Tout a coup , la musique s'arrêta. Elle m'avait vu. Désormais de la peur se lisait dans ses yeux  presque gris. De la peur et de la honte!

À peine eut je le temps de dire à cette apparition de l'au- delà ( à cet instant je compris que j'avais devant moi un esprit) de rester calme et de me dire qui elle était , qu'elle s'enfuit.
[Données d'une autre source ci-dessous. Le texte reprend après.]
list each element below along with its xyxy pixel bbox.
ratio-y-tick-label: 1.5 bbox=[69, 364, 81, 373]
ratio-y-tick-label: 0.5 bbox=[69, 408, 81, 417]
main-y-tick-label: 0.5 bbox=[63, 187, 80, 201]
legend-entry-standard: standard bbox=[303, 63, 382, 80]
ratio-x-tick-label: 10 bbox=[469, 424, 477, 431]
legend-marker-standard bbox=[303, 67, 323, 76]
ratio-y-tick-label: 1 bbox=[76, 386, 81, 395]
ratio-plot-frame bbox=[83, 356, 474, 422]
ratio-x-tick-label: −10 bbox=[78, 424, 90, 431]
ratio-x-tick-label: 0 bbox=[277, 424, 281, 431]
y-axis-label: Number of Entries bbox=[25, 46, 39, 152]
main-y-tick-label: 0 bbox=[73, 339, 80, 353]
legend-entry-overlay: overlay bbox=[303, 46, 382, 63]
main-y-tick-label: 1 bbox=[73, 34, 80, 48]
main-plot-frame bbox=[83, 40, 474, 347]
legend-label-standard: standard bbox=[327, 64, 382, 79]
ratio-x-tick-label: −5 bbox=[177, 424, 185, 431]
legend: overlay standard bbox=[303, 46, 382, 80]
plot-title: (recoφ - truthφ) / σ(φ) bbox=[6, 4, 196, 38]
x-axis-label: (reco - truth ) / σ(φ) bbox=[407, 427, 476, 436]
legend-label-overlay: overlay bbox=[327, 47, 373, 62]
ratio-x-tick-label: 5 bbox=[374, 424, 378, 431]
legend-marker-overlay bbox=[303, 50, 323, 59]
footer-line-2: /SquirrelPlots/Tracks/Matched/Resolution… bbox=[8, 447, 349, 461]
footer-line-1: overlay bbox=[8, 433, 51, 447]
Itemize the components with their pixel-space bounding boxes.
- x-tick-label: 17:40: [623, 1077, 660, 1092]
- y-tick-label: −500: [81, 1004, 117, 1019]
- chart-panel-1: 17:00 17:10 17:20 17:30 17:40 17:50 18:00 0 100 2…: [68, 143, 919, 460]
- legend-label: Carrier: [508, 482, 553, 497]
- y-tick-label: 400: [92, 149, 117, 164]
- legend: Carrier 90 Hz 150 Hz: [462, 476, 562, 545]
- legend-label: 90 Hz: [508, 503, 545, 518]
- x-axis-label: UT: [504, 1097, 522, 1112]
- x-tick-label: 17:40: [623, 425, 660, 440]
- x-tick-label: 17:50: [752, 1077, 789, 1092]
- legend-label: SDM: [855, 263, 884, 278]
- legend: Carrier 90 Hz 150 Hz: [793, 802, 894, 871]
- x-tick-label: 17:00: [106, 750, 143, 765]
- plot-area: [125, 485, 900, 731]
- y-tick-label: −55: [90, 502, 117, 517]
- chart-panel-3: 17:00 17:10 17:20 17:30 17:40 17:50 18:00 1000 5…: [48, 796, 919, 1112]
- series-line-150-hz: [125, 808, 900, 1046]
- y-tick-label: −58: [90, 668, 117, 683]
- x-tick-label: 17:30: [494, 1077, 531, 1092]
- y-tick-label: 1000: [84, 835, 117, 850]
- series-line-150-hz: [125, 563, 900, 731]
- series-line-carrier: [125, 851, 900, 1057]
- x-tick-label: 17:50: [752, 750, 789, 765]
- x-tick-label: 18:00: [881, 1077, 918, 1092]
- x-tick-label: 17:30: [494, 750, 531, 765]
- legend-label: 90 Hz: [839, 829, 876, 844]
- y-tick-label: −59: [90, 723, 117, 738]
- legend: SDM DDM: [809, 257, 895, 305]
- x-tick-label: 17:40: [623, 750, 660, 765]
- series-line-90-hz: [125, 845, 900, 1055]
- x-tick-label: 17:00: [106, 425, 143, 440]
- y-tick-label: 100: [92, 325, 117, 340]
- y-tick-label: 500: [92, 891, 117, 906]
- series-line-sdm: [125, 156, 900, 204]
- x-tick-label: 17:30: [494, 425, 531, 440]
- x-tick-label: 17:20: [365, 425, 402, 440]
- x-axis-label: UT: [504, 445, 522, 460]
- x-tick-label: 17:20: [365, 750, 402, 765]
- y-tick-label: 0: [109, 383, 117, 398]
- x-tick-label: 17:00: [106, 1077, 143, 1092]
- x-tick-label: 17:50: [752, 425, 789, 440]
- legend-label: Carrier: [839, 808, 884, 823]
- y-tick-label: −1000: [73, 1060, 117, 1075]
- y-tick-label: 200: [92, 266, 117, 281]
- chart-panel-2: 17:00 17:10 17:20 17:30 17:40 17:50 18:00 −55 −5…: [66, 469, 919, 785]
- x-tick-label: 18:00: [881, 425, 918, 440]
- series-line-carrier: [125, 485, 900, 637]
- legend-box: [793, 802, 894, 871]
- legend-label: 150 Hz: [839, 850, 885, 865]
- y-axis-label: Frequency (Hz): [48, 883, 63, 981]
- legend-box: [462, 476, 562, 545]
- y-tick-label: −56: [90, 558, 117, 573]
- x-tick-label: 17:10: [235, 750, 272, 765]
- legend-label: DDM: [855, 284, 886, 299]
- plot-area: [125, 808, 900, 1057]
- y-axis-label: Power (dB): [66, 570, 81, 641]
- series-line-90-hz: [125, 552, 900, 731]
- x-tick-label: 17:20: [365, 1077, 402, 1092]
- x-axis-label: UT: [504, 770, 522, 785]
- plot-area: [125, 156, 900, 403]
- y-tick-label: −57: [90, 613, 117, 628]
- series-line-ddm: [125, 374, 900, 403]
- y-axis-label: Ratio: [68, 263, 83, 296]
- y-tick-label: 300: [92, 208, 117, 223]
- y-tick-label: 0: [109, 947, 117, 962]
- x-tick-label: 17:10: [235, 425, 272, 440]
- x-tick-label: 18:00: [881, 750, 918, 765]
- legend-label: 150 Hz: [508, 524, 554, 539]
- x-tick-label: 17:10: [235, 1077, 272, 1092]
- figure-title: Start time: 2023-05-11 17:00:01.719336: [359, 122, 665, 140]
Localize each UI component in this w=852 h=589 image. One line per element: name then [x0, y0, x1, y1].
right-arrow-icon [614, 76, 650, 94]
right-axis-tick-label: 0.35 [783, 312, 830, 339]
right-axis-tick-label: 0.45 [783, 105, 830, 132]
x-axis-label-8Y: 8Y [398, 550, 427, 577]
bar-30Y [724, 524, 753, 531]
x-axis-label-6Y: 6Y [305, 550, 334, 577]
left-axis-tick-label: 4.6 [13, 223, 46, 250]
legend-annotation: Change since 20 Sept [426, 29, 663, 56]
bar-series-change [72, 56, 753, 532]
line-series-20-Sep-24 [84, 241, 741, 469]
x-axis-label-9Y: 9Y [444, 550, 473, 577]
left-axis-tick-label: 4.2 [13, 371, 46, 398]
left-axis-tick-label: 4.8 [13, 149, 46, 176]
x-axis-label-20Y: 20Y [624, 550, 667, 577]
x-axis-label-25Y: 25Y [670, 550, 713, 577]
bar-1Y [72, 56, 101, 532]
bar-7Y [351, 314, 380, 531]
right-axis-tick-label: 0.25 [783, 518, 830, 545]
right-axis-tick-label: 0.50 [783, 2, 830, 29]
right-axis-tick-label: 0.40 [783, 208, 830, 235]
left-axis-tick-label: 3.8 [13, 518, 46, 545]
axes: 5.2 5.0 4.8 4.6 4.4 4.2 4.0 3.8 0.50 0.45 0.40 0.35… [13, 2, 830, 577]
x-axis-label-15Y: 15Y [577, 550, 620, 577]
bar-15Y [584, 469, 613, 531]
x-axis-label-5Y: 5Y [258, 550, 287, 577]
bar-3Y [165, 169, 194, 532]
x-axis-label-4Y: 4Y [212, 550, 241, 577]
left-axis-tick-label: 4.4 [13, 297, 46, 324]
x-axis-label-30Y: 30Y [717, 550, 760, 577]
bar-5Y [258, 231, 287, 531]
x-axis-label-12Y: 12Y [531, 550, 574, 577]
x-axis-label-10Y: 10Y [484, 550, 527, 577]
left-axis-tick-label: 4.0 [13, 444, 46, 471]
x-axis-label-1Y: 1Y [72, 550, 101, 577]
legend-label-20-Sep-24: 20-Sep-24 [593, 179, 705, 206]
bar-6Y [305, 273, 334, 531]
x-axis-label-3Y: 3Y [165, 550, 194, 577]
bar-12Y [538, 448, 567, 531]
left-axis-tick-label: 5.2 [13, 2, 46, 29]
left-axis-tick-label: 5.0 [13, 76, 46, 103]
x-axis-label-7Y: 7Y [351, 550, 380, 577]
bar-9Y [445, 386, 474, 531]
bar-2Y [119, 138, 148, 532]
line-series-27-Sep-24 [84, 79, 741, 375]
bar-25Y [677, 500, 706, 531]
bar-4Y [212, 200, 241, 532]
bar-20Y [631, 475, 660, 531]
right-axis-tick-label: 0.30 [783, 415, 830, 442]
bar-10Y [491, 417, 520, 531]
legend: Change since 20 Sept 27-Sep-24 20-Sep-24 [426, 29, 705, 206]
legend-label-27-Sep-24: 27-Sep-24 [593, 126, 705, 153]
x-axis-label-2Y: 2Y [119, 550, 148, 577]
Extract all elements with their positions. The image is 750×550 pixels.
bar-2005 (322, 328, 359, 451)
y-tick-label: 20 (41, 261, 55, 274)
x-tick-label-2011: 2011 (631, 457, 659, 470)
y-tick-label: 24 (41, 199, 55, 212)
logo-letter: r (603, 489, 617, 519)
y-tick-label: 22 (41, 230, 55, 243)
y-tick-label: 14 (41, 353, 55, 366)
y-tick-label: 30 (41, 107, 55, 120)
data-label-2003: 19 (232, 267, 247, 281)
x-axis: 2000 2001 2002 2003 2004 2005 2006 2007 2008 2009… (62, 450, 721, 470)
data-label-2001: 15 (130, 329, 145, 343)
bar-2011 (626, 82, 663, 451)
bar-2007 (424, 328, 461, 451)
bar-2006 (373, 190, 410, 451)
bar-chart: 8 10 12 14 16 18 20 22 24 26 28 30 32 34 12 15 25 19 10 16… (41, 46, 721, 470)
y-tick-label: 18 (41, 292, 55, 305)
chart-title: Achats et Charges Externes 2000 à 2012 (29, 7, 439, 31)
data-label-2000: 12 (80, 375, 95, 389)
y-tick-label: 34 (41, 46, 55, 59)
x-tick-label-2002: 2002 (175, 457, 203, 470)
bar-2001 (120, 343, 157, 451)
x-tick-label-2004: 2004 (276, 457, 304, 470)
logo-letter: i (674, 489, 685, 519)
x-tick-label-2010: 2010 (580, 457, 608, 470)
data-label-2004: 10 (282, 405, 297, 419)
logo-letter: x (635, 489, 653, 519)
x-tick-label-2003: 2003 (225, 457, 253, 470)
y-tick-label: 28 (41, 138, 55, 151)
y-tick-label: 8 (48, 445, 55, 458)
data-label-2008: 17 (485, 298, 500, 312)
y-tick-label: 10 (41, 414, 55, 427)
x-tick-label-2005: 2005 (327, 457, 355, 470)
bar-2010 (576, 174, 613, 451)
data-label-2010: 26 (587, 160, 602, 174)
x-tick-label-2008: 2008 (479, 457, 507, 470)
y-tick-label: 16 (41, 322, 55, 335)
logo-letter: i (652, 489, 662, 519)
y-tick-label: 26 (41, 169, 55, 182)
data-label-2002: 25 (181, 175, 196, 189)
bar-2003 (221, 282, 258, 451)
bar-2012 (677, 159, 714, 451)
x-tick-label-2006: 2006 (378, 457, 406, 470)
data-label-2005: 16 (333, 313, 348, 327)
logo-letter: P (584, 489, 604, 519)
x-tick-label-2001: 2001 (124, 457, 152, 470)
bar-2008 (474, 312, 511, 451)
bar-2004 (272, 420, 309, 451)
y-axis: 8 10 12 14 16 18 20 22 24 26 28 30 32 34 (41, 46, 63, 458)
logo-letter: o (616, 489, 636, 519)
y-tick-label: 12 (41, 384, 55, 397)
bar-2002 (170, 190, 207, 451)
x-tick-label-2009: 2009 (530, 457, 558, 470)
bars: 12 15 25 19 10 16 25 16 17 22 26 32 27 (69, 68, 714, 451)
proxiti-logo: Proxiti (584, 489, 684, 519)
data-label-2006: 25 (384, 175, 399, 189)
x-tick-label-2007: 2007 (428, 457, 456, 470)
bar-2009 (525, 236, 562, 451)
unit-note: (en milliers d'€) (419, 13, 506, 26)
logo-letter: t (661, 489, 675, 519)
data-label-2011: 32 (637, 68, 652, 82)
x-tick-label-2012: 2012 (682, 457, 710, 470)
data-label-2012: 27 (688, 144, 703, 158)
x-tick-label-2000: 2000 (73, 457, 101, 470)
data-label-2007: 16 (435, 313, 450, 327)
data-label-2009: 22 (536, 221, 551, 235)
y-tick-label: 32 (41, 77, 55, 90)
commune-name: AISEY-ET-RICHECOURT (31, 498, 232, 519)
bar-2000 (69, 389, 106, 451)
À sa place , un souffle de vent glacial et chargé d'électricité me frappa de plein fouet. Le choc fut terrible .Il m'envoya valdinguer telle une poupée désarticulée sur l'armoire ancienne appartenant jadis à mon grand- père . Le fantôme de la dame blanche était en colère. Elle dévastait tout sur son passage  .Une tornade blanche apparut et s'empara de mon fauteuil Louis XVI , de ma bibliothèque , de mon armoiries , faisant voltiger le tout , hachant menu toutes mes possessions et les recrachant en morceaux.

Et moi , j'assistais impuissant à la destruction de ma vie de collectionneur car je ne pouvais me relever. Je voulus bouger mais une effroyable source de douleur se propagea dans tout mon corps. Je m'étais cassé quelque chose a n'en point douter. La mise à mort de mes effets personnels continua puis la colère de la femme fantôme sembla s'estomper. Le calme revint peu à peu.

Je sentis un souffle d'air me passer au travers de mon corps meurtris puis de nouveau la femme apparut. Elle se remit au clavecin , joua de nouveau l'air mélancolique . Elle pleurait.

Moi , je perdis connaissance et le lendemain je fus surpris de retrouver intacte toute ma collection , comme si rien ne s'était passé dans la nuit.

* * *

Cette"expérience" s'est déroulée il y a exactement un mois.

Après cette nuit effroyable , dont mon corps n'en revint pas indemne (  plusieurs cotes de cassées  ) , l'apparition n'est plus revenu. Je ne veux pas dire qu'elle ne reviendra jamais et je vis désormais avec une épée de Damoclès sur la tête mais pour l'instant je dirais qu'elle me laisse tranquille. Je ne comprends toujours pas pourquoi elle s'est montrée à moi et pourquoi trois jours après l'achat du clavecin Français?. Je pense qu'une tragédie s'est déroulé au 17e siècles et que ce clavecin en est soit la cause , soit la conséquence. Là , encore je ne peux rien affirmer. Ce qui est étrange par contre est que je sache désormais jouer la pièce mélancolique sur le clavecin Français et que quand je me mets sur les autres clavecins je ne sais plus du tout l'interpréter.

Si un jour vous aussi connaissez cette expérience , laissez votre curiosité sur le bas- côté et ne combattez pas ce que vous ne connaissez pas.

Et n'oubliez jamais : la souffrance est partout même dans l'au- delà.